One common, but baseless argument is that the technology is predictable and safe, and therefore regulation is unnecessary. If that were true, then there shouldn’t be any objection to one additional regulatory requirement: Assign those responsible for creating a genetically engineered microbe with full liability for any health, environmental, and economic damages it causes, plus ongoing cleanup and monitoring costs.
Such a liability assignment will motivate scientists and companies (and their insurance companies) to meticulously evaluate what might go wrong. Will their microbial genome undergo unpredictable changes as a result of gene editing? It if survives in the wild, will it travel to ecosystems throughout the globe, mutate, and exchange genetic material with other microbial species? And what could happen if the microbe, or its new genetic elements, get inside our bodies?
These are the questions they should be asking already. In the meantime, at the risk of disappointing high school science fair enthusiasts, it’s wise to curtail the release of genetically engineered microbes. Perhaps instead of genetically altering the microbiome, teachers can assign experiments that help us all learn its secrets and inspire awe at its complexity and intelligence.
Carter, S.R., Rodemeyer, M., Garfinkel, M.S. and Friedman, R.M., 2014. Synthetic biology and the US biotechnology regulatory system: Challenges and options (No. DOE-JCVI-SC0004872). J. Craig Venter Institute, Rockville, MD (United States)
Davies, B., 2019. The technical risks of human gene editing. Human Reproduction, 34(11), pp.2104-2111.
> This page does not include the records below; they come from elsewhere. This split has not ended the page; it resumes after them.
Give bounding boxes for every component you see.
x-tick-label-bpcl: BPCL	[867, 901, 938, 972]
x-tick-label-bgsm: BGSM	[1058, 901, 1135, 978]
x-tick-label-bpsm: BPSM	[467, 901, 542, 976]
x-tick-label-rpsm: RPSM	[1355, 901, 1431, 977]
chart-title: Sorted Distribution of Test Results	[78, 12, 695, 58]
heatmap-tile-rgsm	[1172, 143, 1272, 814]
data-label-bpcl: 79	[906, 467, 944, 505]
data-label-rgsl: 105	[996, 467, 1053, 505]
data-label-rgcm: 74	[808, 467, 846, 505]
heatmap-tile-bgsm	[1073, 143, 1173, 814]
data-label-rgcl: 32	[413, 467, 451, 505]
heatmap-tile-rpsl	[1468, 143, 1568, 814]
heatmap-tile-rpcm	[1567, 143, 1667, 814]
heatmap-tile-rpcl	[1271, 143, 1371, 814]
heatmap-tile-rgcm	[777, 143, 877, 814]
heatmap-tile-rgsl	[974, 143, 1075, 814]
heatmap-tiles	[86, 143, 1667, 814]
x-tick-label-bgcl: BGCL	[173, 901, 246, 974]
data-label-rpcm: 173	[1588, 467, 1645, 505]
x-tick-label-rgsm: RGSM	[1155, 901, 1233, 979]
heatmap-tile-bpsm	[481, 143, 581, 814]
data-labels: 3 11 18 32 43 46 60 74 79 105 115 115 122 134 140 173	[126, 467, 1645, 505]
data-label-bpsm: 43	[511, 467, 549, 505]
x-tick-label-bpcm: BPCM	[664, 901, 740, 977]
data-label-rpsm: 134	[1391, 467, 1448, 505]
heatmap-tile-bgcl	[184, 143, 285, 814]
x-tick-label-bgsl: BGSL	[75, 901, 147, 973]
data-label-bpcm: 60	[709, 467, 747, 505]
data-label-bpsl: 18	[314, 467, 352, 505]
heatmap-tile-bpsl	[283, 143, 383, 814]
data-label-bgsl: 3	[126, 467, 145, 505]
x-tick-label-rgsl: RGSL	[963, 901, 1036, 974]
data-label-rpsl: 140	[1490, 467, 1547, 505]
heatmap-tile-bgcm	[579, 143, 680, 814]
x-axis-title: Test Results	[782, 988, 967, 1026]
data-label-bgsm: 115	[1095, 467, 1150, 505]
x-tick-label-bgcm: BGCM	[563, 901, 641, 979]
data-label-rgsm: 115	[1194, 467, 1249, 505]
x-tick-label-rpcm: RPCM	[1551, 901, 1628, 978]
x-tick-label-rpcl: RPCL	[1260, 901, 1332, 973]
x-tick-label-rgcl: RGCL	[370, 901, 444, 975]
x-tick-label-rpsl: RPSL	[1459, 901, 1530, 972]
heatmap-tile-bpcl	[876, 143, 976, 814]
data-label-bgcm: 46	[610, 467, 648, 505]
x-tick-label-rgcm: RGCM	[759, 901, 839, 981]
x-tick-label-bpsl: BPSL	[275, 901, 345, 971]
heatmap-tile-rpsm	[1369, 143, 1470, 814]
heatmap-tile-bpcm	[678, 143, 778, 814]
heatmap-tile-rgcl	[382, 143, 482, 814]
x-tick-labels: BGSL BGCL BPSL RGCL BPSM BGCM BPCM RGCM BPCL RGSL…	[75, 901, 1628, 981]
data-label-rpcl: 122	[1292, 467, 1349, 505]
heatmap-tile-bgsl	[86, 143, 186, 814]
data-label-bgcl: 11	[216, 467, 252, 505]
Ledford, H., 2020. CRISPR gene editing in human embryos wreaks chromosomal mayhem. Nature, 583 (7814), pp.17-18.
Mandel, G.N. and Marchant, G.E., 2014. The living regulatory challenges of synthetic biology. Iowa L. Rev., 100, p.155.
Merten, C., Schoonjans, R., Di Gioia, D., Peláez, C., Sanz, Y., Maurici, D. and Robinson, T., 2020. Exploring the need to include microbiomes into EFSA’s scientific assessments. doi: 10.2903/j.efsa.2020.e18061
Teboul, L., Herault, Y., Wells, S., Qasim, W. and Pavlovic, G., 2020. Variability in genome editing outcomes: challenges for research reproducibility and clinical safety. Molecular Therapy, 28(6), pp.1422-1431.